Emotion und Herz: Das unterschätzte Risiko
Der plötzliche Tod nach einem schweren Verlust wirft immer wieder Fragen auf, zuletzt im Zusammenhang mit dem Ableben der Künstlerin Marjane Satrapi nur ein Jahr nach ihrem Ehemann. Schnell kommt dabei das sogenannte Syndrom des gebrochenen Herzens – medizinisch als Tako-tsubo-Syndrom bezeichnet – ins Gespräch. Im Unterschied zum klassischen Herzinfarkt handelt es sich dabei nicht um eine verstopfte Arterie, sondern um eine durch massiven emotionalen Stress ausgelöste, vorübergehende Funktionsstörung des Herzens. Wie die renommierte Kardiologin Claire Mounier-Véhier, Mitbegründerin der Stiftung Agir pour le cœur des femmes, erklärt, ist beim Tako-tsubo das linke Herzventrikel plötzlich gelähmt.
Vor allem Frauen nach den Wechseljahren betroffen
Auffällig ist: Überwiegend erleiden Frauen dieses „Stressinfarkt“-Phänomen, insbesondere jene nach der Menopause. Der Rückgang von Östrogen entzieht dem weiblichen Organismus einen natürlichen Schutzschild für das Herz. Statistiken zeigen, dass rund 80 Prozent der Betroffenen weiblich sind. Dabei spielen neben hormonellen Veränderungen auch psychische Faktoren eine Rolle.
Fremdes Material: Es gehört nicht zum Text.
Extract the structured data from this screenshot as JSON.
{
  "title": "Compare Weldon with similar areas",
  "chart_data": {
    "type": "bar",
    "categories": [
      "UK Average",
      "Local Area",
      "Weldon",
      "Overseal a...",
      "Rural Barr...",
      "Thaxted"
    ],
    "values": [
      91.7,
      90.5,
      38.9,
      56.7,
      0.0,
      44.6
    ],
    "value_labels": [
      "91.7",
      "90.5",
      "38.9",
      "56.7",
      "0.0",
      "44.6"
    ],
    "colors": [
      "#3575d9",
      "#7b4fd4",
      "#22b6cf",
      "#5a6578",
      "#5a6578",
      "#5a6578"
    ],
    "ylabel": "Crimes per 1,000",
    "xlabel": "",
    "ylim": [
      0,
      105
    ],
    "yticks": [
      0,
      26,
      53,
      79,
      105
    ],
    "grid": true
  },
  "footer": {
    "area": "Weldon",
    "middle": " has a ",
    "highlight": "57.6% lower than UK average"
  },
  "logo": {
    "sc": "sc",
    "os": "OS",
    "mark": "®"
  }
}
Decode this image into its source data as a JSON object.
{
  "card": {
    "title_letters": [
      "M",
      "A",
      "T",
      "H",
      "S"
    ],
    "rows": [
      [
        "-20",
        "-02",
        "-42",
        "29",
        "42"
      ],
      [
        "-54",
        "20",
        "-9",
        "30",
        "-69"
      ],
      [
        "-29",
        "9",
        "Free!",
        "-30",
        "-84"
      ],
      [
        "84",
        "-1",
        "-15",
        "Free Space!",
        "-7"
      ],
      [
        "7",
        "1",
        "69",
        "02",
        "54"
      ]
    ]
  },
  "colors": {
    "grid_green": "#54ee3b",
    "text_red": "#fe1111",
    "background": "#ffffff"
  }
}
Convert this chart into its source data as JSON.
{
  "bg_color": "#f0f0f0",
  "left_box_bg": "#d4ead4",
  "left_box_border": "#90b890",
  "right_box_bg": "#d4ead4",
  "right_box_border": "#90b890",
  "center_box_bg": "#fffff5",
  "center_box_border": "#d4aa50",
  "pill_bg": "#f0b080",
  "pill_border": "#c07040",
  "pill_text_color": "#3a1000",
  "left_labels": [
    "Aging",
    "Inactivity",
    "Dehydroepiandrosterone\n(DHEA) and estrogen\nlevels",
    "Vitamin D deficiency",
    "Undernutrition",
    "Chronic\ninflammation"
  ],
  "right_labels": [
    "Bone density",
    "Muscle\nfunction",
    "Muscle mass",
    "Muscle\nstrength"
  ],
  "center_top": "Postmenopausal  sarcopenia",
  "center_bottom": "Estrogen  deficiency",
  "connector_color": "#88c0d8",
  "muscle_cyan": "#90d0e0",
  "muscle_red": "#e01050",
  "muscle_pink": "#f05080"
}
Mehrere Auslöser rücken in den Fokus:
- Plötzlicher Verlust eines Angehörigen oder Partners
- Erschütternde Nachrichten wie Krankheitsdiagnosen
- Dauerhafte psychische Belastungen und chronischer Stress
Starker Stress als Auslöser: Zahlen und Entwicklungen
Akute emotionale Erschütterungen – etwa Trauer, Trennungen oder Schocks – können innerhalb von 48 Stunden zu einem Tako-tsubo führen. Besonders gefährdet sind Menschen mit bestehenden Angststörungen oder Depressionen. Interessanterweise stieg während der Corona-bedingten Ausgangssperren am CHU Lille die Zahl der Fälle um das Fünffache, was den engen Zusammenhang zwischen seelischer Belastung und Herzgesundheit verdeutlicht.
Aussichten und Behandlungsmöglichkeiten
Das Positive: Wird das Syndrom frühzeitig erkannt, bestehen sehr gute Heilungschancen. Plötzliche und starke Brustschmerzen sollten keinesfalls ignoriert werden – rasche medizinische Abklärung ist hier zwingend erforderlich. Die Therapie setzt sich häufig aus psychologischer Betreuung und gegebenenfalls einer medikamentösen Behandlung zusammen. Obwohl das Tako-tsubo-Syndrom etwa drei Prozent aller bei Frauen dokumentierten Infarkte ausmacht, kommt es bei rechtzeitiger Behandlung kaum zu Rückfällen.
Ein gebrochenes Herz kann also tatsächlich lebensgefährlich werden – heute jedoch ist dieses Phänomen dank moderner Medizin weder ein Mythos noch ein unabwendbares Schicksal.